Dear Comrades,
Highlights
- 1: The RBI is concerned about inflationary impact of 7th pay panel recommendations.
- 2 : The allowances are likely to push up prices, the RBI said.
- 3 : The Centre is yet to give HRA to its employees.
While nearly 1 crore Central government employees and pensioners wait for Centre's nod for allowances as recommended by the seventh pay commission, the Reserve Bank of India is worried about the consequent inflationary trend.
The RBI senses that once the allowances were given to the employees, the graph would go up on the consumer price index. The seventh pay commission has recommended 8-24 per cent HRA to the Central and state government employees.
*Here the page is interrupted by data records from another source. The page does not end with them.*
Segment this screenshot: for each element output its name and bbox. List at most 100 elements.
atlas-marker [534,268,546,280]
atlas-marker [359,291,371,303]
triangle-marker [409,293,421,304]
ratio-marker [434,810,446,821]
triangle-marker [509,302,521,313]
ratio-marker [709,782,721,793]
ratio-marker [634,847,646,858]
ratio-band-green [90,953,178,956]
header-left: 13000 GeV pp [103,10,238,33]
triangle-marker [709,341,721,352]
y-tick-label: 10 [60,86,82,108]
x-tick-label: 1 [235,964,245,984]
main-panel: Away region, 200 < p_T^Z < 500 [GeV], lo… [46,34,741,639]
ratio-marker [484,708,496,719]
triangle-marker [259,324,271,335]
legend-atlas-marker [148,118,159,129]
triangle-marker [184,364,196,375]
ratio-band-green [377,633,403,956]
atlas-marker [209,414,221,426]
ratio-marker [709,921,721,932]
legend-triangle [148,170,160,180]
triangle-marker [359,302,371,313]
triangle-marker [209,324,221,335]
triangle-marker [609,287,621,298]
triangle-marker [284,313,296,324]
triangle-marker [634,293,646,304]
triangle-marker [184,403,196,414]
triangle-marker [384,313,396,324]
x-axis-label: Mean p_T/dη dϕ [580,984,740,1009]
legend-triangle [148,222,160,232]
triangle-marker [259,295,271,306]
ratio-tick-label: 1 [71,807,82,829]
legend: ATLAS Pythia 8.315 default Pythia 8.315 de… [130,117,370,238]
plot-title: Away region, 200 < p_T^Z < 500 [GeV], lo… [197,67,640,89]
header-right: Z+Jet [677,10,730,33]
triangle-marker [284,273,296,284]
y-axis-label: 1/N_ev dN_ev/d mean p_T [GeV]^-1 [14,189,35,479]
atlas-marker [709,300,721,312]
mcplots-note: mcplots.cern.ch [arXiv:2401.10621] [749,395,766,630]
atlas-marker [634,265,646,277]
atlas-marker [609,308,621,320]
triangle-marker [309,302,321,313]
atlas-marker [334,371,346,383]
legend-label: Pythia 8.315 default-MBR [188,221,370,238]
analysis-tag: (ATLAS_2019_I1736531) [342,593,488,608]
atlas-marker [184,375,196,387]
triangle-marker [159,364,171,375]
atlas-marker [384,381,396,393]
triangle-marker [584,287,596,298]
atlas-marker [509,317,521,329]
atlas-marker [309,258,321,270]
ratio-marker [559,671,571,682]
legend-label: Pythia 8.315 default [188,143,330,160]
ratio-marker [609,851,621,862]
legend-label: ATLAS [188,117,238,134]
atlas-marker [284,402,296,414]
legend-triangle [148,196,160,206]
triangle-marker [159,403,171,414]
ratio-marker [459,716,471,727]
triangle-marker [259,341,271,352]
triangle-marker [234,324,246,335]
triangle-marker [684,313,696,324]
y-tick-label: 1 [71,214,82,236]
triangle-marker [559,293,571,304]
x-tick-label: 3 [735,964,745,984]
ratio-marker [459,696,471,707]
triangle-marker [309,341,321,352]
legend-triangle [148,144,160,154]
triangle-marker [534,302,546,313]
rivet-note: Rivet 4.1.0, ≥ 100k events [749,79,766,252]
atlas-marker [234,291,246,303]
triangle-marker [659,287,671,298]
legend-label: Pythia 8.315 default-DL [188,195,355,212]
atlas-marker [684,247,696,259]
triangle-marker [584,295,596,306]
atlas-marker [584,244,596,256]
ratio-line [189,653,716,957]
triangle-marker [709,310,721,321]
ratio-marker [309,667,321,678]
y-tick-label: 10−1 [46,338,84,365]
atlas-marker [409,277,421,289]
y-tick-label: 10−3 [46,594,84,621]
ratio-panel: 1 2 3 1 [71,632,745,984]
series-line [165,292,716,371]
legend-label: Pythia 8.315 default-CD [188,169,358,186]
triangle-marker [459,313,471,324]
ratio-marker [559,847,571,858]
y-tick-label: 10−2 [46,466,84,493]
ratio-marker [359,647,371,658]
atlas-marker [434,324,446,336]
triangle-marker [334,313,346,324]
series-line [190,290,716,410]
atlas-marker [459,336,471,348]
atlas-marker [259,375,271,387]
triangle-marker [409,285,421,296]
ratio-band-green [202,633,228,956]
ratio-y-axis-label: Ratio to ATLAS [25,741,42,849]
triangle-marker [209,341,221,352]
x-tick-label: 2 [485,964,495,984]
Presenting the first monetary policy review for 2017-18 yesterday, the RBI said that the housing sector would feel the impact almost immediately.
HOW HRA WILL IMPACT PRICES
According to the RBI, once the central government decides to give allowances to its employees, the state governments will follow the suit. The combined effect will push the inflation figures by 1-1.5 per cent than the estimates of the RBI.
The RBI also believes that inflationary impact of the HRA allowances to employees will continue to distort the markets for 18-24 months. The first three to four quarters will see the highest levels of inflation.
The Union cabinet approved implementation of the seventh pay commission's recommendation last year. But, the Centre has not yet decided to give the HRA to its employees.
WHERE HRA BUCK HAS STOPPED
The Lavasa committee, set up by the Modi government for the implementation, has missed the deadline of February 22 to submit its report.
Earlier, it was being speculated that the committee on allowances under Union Finance secretary Ashok Lavasa would submit the report by March. But, the committee has not yet given its recommendations.
However, further reports suggest that the government is likely to take a decision soon to give HRA to its employees retrospectively from April 1, 2017.